LONDON – In 1935, John Maynard Keynes wrote to George Bernard Shaw: “I believe myself to be writing a book on economic theory which will largely revolutionize – not, I suppose, at once but in the course of the next ten years – the way the world thinks about its economic problems.” And, indeed, Keynes’s magnum opus, The General Theory of Employment, Interest and Money, published in February 1936, transformed economics and economic policymaking. Eighty years later, does Keynes’s theory still hold up?
Two elements of Keynes’s legacy seem secure. First, Keynes invented macroeconomics – the theory of output as a whole. He called his theory “general” to distinguish it from the pre-Keynesian theory, which assumed a unique level of output – full employment.
In showing how economics could remain stuck in an “underemployment” equilibrium, Keynes challenged the central idea of the orthodox economics of his day: that markets for all commodities, including labor, are simultaneously cleared by prices. And his challenge implied a new dimension to policymaking: Governments may need to run deficits to maintain full employment.
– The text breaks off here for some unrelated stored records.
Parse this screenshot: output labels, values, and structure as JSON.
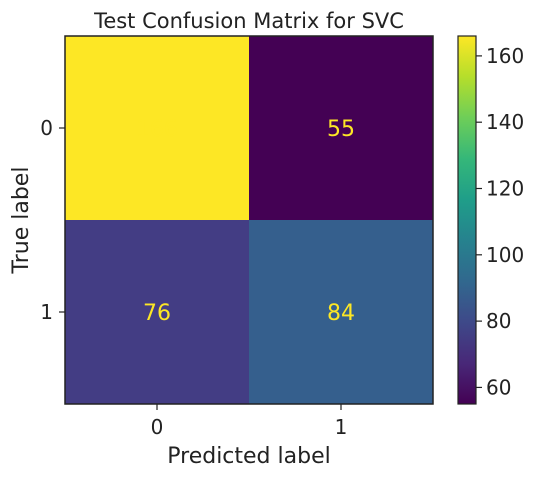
{
  "chart_data": {
    "type": "heatmap",
    "title": "Test Confusion Matrix for SVC",
    "xlabel": "Predicted label",
    "ylabel": "True label",
    "x_categories": [
      "0",
      "1"
    ],
    "y_categories": [
      "0",
      "1"
    ],
    "values": [
      [
        166,
        55
      ],
      [
        76,
        84
      ]
    ],
    "colormap": "viridis",
    "colorbar": {
      "range": [
        55,
        166
      ],
      "ticks": [
        60,
        80,
        100,
        120,
        140,
        160
      ],
      "tick_labels": [
        "60",
        "80",
        "100",
        "120",
        "140",
        "160"
      ]
    },
    "cell_colors": [
      [
        "#fde725",
        "#440154"
      ],
      [
        "#433d84",
        "#355f8d"
      ]
    ],
    "text_color": "#fde725",
    "grid": false
  }
}
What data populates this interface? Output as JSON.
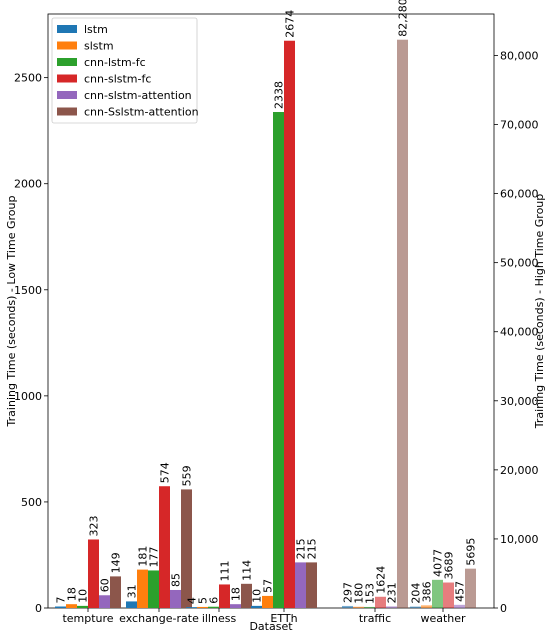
{
  "chart_data": {
    "type": "bar",
    "xlabel": "Dataset",
    "ylabel_left": "Training Time (seconds) - Low Time Group",
    "ylabel_right": "Training Time (seconds) - High Time Group",
    "ylim_left": [
      0,
      2800
    ],
    "ylim_right": [
      0,
      86000
    ],
    "yticks_left": [
      "0",
      "500",
      "1000",
      "1500",
      "2000",
      "2500"
    ],
    "yticks_right": [
      "0",
      "10,000",
      "20,000",
      "30,000",
      "40,000",
      "50,000",
      "60,000",
      "70,000",
      "80,000"
    ],
    "legend_position": "top-left",
    "groups_left": [
      {
        "name": "tempture",
        "values": [
          7,
          18,
          10,
          323,
          60,
          149
        ]
      },
      {
        "name": "exchange-rate",
        "values": [
          31,
          181,
          177,
          574,
          85,
          559
        ]
      },
      {
        "name": "illness",
        "values": [
          4,
          5,
          6,
          111,
          18,
          114
        ]
      },
      {
        "name": "ETTh",
        "values": [
          10,
          57,
          2338,
          2674,
          215,
          215
        ]
      }
    ],
    "groups_right": [
      {
        "name": "traffic",
        "values": [
          297,
          180,
          153,
          1624,
          231,
          82280
        ]
      },
      {
        "name": "weather",
        "values": [
          204,
          386,
          4077,
          3689,
          457,
          5695
        ]
      }
    ],
    "series": [
      {
        "name": "lstm",
        "color": "#1f77b4"
      },
      {
        "name": "slstm",
        "color": "#ff7f0e"
      },
      {
        "name": "cnn-lstm-fc",
        "color": "#2ca02c"
      },
      {
        "name": "cnn-slstm-fc",
        "color": "#d62728"
      },
      {
        "name": "cnn-slstm-attention",
        "color": "#9467bd"
      },
      {
        "name": "cnn-Sslstm-attention",
        "color": "#8c564b"
      }
    ]
  }
}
The aggregate equations that underpin Keynes’s “general theory” still populate economics textbooks and shape macroeconomic policy. Even those who insist that market economies gravitate toward full employment are forced to argue their case within the framework that Keynes created. Central bankers adjust interest rates to secure a balance between total demand and supply, because, thanks to Keynes, it is known that equilibrium might not occur automatically.